Літературний дайджест

Воля видеть

Издательская программа «Интерроса» завершила масштабный культурологический проект «Александр Дейнека. Исследования, книги, выставки. 2009 – 2011» трёхтомным каталогом работ художника.

Беспрецедентная акция! Лучшие искусствоведы и учёные, кажется, впервые создали столь подробное, эффектно изданное исследование (трёхтомный альбом, он же каталог), посвящённый жизни и творчеству именно советского художника.

Дотащив до дома все три каталога, посвящённые искусству Александра Дейнеки, первым делом я их взвесил.

Живопись (2010), графика (2009) и декоративно-прикладное искусство (2011), объединённое с каталогом-резоне скульптур, потянули на восемь, что ли, кг.

Назвать это издание шедевром полиграфического искусства – ничего не сказать. Дотошно и взвешенно написанные комментарии, тщательно оформленные и напечатанные в Италии книги с монументальными, достойными самого художника, обложками.

И, пожалуй, самое важное: прекрасно сделанные и, впервые собранные в одном месте, репродукции практически всех работ Александра Александровича делают очевидным подлинный масштаб значительности и значения этого художника.

Который, впрочем, и так ни для кого не был секретом – особенно после юбилейной ретроспективы, показанной в Третьяковке на Крымском валу в прошлом сезоне.

Тем более, что авторами концепции издания обозначены гендиректор ГТГ Ирина Лебедева и Ирина Остаркова, которым помогали известные учёные и арт-критики: из списка научных консультантов, составителей комментариев, каталога и авторов статей можно составить отдельную статью.

Внутри каждого из трёх томов, помимо цветных репродукций и развёрнутых комментариев в каждому опусу А. Дейнеки есть вклеенные в корешок тома справочные, сопроводительные тетрадки. В том числе и с архивными документами, статьями и интервью.

Сублимация неба

У каждого советского человека существуют свои, хотя и не всегда осознаваемые отношения с искусством Александра Дейнеки, так как его многочисленные изображения сопровождают нас с самого рождения.

Причём, не только в качестве картин из «Родной речи», но и частью материального окружения – в виде мозаик, витражей и скульптур. Одно оформление родной (ставшей из-за его мозаик родной) Маяковки чего стоит!

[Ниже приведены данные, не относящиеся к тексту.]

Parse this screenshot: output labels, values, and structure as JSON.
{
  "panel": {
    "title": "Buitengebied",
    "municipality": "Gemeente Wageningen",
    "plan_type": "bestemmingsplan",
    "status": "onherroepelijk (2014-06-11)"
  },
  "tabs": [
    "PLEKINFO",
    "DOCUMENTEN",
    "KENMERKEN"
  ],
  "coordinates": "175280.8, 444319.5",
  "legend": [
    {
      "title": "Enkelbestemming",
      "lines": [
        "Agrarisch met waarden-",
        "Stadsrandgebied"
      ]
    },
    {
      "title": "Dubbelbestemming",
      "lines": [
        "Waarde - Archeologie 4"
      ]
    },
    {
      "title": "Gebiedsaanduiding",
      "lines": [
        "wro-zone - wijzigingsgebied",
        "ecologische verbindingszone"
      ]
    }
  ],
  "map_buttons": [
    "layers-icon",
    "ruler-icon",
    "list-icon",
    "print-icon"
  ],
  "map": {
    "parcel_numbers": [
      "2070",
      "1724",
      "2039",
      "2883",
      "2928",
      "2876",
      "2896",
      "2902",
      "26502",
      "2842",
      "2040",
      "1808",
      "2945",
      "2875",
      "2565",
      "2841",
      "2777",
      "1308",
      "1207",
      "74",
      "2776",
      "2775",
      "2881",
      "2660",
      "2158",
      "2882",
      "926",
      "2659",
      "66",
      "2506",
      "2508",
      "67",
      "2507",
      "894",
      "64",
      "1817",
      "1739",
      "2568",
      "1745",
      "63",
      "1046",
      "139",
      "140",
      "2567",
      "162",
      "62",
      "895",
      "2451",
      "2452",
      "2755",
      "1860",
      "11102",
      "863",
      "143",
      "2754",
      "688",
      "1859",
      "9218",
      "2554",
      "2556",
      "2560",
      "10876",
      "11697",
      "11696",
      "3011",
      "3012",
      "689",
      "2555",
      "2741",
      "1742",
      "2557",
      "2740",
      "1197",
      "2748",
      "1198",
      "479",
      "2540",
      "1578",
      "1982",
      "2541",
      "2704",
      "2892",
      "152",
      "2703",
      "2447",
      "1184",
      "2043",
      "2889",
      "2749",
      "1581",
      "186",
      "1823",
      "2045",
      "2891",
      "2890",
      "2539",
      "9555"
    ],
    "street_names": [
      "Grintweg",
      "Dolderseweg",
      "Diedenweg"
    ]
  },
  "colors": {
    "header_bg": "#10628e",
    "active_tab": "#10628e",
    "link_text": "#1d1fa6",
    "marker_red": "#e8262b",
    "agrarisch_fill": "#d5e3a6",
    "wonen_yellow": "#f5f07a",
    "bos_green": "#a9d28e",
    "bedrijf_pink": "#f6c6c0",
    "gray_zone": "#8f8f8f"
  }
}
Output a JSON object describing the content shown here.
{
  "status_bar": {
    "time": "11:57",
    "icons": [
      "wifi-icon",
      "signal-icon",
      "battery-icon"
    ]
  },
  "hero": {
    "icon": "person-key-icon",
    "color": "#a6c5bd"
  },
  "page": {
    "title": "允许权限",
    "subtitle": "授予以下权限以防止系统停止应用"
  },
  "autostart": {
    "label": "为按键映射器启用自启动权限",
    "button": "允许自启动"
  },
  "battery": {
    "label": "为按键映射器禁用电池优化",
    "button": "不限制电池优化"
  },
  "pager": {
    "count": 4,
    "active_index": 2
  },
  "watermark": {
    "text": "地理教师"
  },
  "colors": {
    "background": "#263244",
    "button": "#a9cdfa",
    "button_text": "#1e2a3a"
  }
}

Кстати, оказывается, художник был недоволен архитектурным решением этой, едва ли не самой известной станции московского метро. Вспоминая историю своих мозаик, он объяснял:

«...к сожалению, практика показывает, что архитектор не всегда вовремя включает в работу живописца и скульптора… Архитектор размельчил купола и запроектировал их слишком глубокими, с двойным куполом, благодаря чему мозаики, скрытые первым куполом, прячутся от зрителя. Масштабы каждой из них малы для высоты, на которой они висят. Смотреть их можно только в зенит, <тогда как> более выгодна зрения сбоку – от перрона…к этому поневоле обязывало расположение плафонов…»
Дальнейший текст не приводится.